Mini Beef Subs
WHAT YOU NEED
- 6 mini sub rolls
- 1 lb. Arrachera beef or skirt steak beef
- 1 large bell pepper, sliced
- ½ medium onion, diced
- 1 cup Cacique® Queso Panela, sliced
- ¼ cup Cacique® Crema Mexicana
- 1-cup guacamole, for topping
- 1-teaspoon pepper
- Salt to taste
- 1-tablespoon cilantro, chopped
- 1-tablespoon grape seed oil

HOW TO MAKE IT
- Preheat oven to 350 degrees. In a large skillet, sear beef over medium-high heat on both sides; about 2 minutes per side. The steak will not be cooked through. Remove from heat and slice on a cutting board.

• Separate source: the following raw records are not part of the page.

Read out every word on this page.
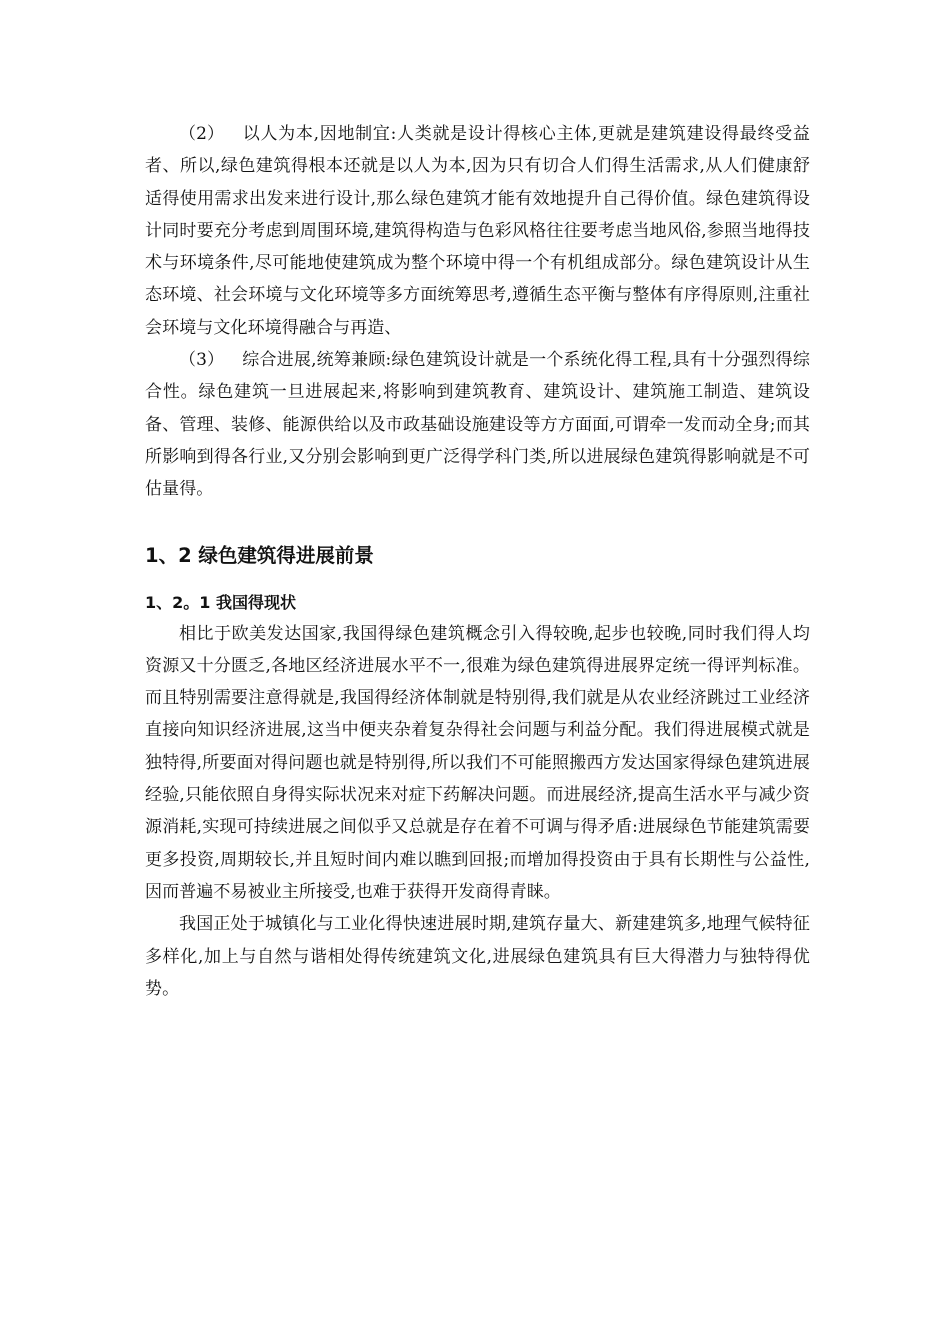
（2） 以人为本,因地制宜:人类就是设计得核心主体,更就是建筑建设得最终受益者、所以,绿色建筑得根本还就是以人为本,因为只有切合人们得生活需求,从人们健康舒适得使用需求出发来进行设计,那么绿色建筑才能有效地提升自己得价值。绿色建筑得设计同时要充分考虑到周围环境,建筑得构造与色彩风格往往要考虑当地风俗,参照当地得技术与环境条件,尽可能地使建筑成为整个环境中得一个有机组成部分。绿色建筑设计从生态环境、社会环境与文化环境等多方面统筹思考,遵循生态平衡与整体有序得原则,注重社会环境与文化环境得融合与再造、

（3） 综合进展,统筹兼顾:绿色建筑设计就是一个系统化得工程,具有十分强烈得综合性。绿色建筑一旦进展起来,将影响到建筑教育、建筑设计、建筑施工制造、建筑设备、管理、装修、能源供给以及市政基础设施建设等方方面面,可谓牵一发而动全身;而其所影响到得各行业,又分别会影响到更广泛得学科门类,所以进展绿色建筑得影响就是不可估量得。

1、2 绿色建筑得进展前景
1、2。1 我国得现状

相比于欧美发达国家,我国得绿色建筑概念引入得较晚,起步也较晚,同时我们得人均资源又十分匮乏,各地区经济进展水平不一,很难为绿色建筑得进展界定统一得评判标准。而且特别需要注意得就是,我国得经济体制就是特别得,我们就是从农业经济跳过工业经济直接向知识经济进展,这当中便夹杂着复杂得社会问题与利益分配。我们得进展模式就是独特得,所要面对得问题也就是特别得,所以我们不可能照搬西方发达国家得绿色建筑进展经验,只能依照自身得实际状况来对症下药解决问题。而进展经济,提高生活水平与减少资源消耗,实现可持续进展之间似乎又总就是存在着不可调与得矛盾:进展绿色节能建筑需要更多投资,周期较长,并且短时间内难以瞧到回报;而增加得投资由于具有长期性与公益性,因而普遍不易被业主所接受,也难于获得开发商得青睐。

我国正处于城镇化与工业化得快速进展时期,建筑存量大、新建建筑多,地理气候特征多样化,加上与自然与谐相处得传统建筑文化,进展绿色建筑具有巨大得潜力与独特得优势。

- In the same skillet, heat oil and add onion and bell pepper. After vegetables have softened, add back the sliced beef and cilantro, and season with salt and pepper. Cook mixture for about 10 minutes or until beef is cooked through.
- In a baking sheet, place sub rolls and cut a rectangle off of the top of each roll. Fill each roll with the beef and bell pepper mixture. Top each roll with Panela cheese and place in the oven for 10 minutes or until rolls are toasted and cheese is melted. Remove from heat and top with guacamole and Crema Mexicana.
- Cook’s Note: You can add Cacique® Chorizo to the beef mixture for an even more delicious sub filling.